Cohen & Steers European Real Estate Securities

Cohen & Steers is the industry leader in real estate securities. Cohen & Steers European Real Estate Securities fund has a tried and tested process allowing the well-resourced team to sift through the market and try to deliver consistent, above market returns led mostly by stock selection, as well as some sector and regional allocations.
Our Opinion
Fund Managers
Fund Managers

Roiger Quirijns, Co-Manager Rogier Quirijns, Senior Vice President, leads the Europe Real Estate team at Cohen & Steers, overseeing the research and analysis of European real estate securities. He joined the firm in 2008, having previously worked as a senior real estate equity analyst at ABN AMRO in Amsterdam, covering France, Scandinavia, and Benelux. Rogier also managed direct real estate portfolios at Equity Estate and was an analyst at Arthur Andersen's real estate corporate finance team. He holds a degree in business economics from the University of Amsterdam and is based in London.

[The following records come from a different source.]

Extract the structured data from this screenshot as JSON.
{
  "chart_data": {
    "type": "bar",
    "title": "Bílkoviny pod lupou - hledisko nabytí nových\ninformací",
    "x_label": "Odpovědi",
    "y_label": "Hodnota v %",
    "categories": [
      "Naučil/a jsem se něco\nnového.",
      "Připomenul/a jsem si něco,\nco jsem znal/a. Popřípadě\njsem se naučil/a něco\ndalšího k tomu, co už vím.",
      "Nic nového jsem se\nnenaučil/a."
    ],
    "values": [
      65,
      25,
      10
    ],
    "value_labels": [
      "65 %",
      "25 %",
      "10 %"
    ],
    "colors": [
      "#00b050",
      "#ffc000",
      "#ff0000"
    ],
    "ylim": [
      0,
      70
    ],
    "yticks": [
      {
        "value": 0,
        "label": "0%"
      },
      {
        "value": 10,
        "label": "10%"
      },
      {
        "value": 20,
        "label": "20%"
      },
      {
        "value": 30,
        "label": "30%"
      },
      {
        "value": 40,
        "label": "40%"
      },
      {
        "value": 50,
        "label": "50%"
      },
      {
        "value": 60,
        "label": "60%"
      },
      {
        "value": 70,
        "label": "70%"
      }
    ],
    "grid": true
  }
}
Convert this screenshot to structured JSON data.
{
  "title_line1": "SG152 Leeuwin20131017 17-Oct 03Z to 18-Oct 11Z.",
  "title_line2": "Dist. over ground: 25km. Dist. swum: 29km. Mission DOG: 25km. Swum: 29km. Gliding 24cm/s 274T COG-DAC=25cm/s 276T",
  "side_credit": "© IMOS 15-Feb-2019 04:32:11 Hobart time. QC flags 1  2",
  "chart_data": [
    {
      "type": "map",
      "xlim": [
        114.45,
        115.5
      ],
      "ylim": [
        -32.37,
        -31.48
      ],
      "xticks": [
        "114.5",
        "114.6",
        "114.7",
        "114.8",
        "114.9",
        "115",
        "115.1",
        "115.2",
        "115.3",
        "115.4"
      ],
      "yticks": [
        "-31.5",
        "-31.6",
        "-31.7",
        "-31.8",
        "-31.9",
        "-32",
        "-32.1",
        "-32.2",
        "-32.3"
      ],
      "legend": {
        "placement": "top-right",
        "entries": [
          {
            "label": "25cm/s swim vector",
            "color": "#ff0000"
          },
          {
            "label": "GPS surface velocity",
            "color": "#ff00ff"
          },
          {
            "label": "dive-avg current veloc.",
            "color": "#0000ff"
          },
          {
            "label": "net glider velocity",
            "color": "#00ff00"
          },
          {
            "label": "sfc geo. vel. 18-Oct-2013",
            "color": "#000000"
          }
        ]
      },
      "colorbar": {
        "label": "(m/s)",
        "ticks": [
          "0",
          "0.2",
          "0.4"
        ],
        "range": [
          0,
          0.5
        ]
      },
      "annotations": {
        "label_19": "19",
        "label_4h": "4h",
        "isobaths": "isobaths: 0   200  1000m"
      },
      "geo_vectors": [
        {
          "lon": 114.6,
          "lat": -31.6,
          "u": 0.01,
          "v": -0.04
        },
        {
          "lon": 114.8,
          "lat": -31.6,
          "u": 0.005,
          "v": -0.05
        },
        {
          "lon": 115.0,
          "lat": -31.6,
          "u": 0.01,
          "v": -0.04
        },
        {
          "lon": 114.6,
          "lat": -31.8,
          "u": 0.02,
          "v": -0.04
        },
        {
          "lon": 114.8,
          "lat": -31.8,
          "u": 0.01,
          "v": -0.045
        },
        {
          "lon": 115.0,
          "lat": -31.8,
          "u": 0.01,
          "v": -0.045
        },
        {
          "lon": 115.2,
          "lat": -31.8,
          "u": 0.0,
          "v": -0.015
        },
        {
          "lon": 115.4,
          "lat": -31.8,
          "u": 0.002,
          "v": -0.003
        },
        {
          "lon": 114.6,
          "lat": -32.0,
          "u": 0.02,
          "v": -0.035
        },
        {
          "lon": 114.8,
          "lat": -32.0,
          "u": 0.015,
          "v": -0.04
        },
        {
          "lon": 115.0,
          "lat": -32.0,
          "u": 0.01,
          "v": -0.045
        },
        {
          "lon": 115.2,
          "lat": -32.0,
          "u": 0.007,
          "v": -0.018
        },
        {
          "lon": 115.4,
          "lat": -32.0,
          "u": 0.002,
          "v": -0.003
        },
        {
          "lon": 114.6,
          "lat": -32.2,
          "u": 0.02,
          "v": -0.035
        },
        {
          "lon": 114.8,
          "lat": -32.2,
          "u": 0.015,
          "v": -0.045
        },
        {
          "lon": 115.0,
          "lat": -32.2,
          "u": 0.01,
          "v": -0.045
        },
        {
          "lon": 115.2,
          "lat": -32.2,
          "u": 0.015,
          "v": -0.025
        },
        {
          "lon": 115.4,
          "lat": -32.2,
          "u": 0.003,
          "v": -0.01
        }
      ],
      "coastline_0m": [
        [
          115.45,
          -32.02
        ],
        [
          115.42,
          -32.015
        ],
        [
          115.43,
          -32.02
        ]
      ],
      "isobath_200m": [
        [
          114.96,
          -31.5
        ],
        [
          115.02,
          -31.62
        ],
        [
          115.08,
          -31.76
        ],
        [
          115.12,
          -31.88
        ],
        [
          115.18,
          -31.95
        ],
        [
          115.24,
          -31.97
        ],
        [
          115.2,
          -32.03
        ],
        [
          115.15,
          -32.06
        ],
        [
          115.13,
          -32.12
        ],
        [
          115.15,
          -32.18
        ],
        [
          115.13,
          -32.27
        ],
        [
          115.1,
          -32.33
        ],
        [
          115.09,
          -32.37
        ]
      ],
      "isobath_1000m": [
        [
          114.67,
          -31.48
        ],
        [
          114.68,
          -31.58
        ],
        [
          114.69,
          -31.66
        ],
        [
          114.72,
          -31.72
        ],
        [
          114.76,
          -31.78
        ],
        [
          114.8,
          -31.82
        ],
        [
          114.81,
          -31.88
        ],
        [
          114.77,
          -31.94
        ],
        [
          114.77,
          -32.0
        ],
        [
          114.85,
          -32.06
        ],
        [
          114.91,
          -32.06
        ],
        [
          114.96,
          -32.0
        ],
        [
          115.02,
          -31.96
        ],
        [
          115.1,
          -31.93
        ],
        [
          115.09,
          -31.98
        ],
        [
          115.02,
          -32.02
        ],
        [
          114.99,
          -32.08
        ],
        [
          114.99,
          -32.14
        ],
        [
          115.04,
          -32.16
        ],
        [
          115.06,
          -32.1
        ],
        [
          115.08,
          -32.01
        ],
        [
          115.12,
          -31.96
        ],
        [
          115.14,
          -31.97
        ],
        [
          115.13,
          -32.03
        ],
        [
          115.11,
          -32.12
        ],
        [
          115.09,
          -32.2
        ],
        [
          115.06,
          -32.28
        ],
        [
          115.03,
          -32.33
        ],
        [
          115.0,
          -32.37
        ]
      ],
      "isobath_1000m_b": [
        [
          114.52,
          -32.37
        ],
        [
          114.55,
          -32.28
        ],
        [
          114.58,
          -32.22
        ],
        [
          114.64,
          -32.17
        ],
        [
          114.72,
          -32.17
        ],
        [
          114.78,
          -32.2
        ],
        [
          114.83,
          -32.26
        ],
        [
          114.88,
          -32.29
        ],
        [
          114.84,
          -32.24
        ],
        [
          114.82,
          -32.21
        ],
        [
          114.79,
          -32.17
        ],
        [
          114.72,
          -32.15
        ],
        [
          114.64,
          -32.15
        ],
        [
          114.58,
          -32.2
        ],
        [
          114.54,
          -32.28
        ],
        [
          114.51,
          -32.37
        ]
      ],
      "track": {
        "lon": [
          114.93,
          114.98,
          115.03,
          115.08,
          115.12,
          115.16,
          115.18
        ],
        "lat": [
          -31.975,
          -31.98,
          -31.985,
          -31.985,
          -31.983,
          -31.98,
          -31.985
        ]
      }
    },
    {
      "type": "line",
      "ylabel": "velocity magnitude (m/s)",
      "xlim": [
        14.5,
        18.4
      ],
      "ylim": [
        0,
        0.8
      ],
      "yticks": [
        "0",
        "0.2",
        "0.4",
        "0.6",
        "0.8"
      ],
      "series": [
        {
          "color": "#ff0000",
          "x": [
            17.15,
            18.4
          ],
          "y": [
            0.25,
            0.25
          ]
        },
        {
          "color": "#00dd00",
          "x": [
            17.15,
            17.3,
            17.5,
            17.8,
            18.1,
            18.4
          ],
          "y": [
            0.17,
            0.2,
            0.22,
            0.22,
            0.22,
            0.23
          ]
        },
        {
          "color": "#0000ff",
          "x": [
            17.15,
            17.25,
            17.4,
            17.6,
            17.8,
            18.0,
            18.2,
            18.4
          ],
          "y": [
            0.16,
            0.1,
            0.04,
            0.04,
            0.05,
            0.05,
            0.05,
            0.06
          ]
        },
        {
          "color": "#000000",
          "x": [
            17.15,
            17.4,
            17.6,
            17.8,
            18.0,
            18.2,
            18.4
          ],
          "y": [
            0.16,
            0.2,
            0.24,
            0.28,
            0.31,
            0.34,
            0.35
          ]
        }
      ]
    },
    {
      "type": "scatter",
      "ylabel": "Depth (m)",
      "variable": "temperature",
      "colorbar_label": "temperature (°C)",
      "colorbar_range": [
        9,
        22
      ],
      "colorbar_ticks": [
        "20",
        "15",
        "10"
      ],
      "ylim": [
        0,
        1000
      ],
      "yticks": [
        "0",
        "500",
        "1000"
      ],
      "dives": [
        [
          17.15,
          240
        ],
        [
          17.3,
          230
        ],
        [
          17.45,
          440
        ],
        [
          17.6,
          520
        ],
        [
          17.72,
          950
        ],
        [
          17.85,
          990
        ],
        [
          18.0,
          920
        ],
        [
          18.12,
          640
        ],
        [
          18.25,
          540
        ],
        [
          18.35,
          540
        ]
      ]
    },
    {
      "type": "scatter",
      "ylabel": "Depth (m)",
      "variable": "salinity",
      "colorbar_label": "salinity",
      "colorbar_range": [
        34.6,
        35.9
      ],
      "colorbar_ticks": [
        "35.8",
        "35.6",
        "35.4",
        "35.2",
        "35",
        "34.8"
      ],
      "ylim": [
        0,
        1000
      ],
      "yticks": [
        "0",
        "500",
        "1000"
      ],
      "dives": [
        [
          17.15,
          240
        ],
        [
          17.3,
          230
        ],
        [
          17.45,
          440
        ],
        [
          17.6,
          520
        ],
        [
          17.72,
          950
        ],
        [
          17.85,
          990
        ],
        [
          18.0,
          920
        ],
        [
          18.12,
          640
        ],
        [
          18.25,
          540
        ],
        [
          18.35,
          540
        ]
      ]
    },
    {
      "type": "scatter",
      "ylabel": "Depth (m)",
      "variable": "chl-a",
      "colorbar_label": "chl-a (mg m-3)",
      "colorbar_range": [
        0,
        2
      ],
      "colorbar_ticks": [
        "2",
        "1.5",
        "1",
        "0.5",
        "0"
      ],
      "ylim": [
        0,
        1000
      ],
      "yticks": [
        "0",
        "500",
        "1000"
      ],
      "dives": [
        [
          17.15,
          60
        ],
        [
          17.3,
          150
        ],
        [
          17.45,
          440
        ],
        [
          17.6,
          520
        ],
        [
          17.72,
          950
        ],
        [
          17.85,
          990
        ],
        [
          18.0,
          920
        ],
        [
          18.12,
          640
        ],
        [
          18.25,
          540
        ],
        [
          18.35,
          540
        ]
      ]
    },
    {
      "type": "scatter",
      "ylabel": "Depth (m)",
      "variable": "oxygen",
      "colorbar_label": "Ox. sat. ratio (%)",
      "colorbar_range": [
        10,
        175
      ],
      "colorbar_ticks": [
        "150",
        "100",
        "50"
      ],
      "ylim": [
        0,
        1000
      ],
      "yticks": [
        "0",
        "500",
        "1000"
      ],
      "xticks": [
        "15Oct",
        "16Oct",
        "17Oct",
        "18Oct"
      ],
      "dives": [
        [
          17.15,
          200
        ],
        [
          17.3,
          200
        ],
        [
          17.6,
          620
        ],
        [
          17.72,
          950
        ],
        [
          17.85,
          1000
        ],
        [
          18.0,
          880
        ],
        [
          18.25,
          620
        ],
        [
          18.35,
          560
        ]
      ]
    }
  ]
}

Leonard Geiger, Co-Manager Leonard Geiger, CFA, Senior Vice President at Cohen & Steers, is a portfolio manager and senior research analyst specializing in European office and residential sectors. He joined Cohen & Steers in 2006, following a role as portfolio manager and director at CBRE Global Real Estate Securities, focusing on pan-European property securities. Previously, he spent seven years at Lombard Odier Darier Hentsch and U.S. Trust, and two years as an equity research analyst at Deutsche Morgan Grenfell. Leonard holds a BA from Middlebury College and an MBA and MA in International Affairs from Columbia University. He is based in London.
Fund Performance
Risk
Company Description
Investment process
Rogier believes that there are many market inefficiencies in the REITs sector which allows him and the team to add value through active management. The process uses a combination of fundamental company analysis, and a view of the wider economic environment to balance investment views. This helps them cut through the market noise and understand the nuances behind each stock and what is driving performance.
The investment universe starts with around 120 different REITs (Real Estate Investment Trusts). The team analyses these from two angles; the short-term, when REITs can behave more like equities, and the long-term when they exhibit property-like characteristics.
When looking at valuations, the team will consider the buildings themselves and their net asset values (NAV), whereas equity analysis is more about using a dividend discount model (DDM) which is a way of valuing future income streams compared to today’s value.
Each analyst has the capacity to conduct extremely in-depth research on their holdings, because they only cover 20-25 stocks on average (compared to 40-60 for industry standards). This allows them to look beyond just the performance of the underlying company, to the drivers behind it. This gives the analysts a better understanding behind their ideas and enables them to build higher conviction in their ideas with the aim of generating better performance.
The combination of this fundamental analysis, long and short-term modelling, and factor analysis leads to a ranking of the universe by their estimate of discount to the current share price. It allows them to get the best idea of what looks cheapest globally today. Their positioning is driven by what they find most attractive at the biggest discount.
Risk
The portfolio is reasonably concentrated in 20-45 positions, though this reflects the narrower universe across the continent. There are some restrictions on individual stock weightings, with a maximum of 10% in any one company, as well as a maximum of 10% in emerging European markets. The fund can take country exposures ±20% of the benchmark for those countries that are at least 20% of that index, and ±15% for those below 20% weight in the index. These constraints are designed to allow the stock selection to be the primary driver of performance. The risk of the portfolio is actively monitored, looking at active weights, as well as any factors that dominate the portfolio. Each stock is put through a scenario analysis to get an idea of what could go wrong and what damage this could do the portfolio.
ESG
ESG - Integrated
Cohen & Steers views ESG as critical to unlocking value and mitigating risk. There is a four-stage process. First, ESG factors are identified by analysts using MSCI as a guide. Second, they score each E, S and G factor for a stock starting with third-party data and enhancing this with their own proprietary assessments. Thirdly, they will integrate this into the investment assumptions made in valuing a stock. They will make adjustments to cash flow growth, or valuation adjustments in the dividend discount model to make a quantitative impact to a stock. Finally, they will look to encourage better behaviour. Cohen & Steers will look to engage with a company.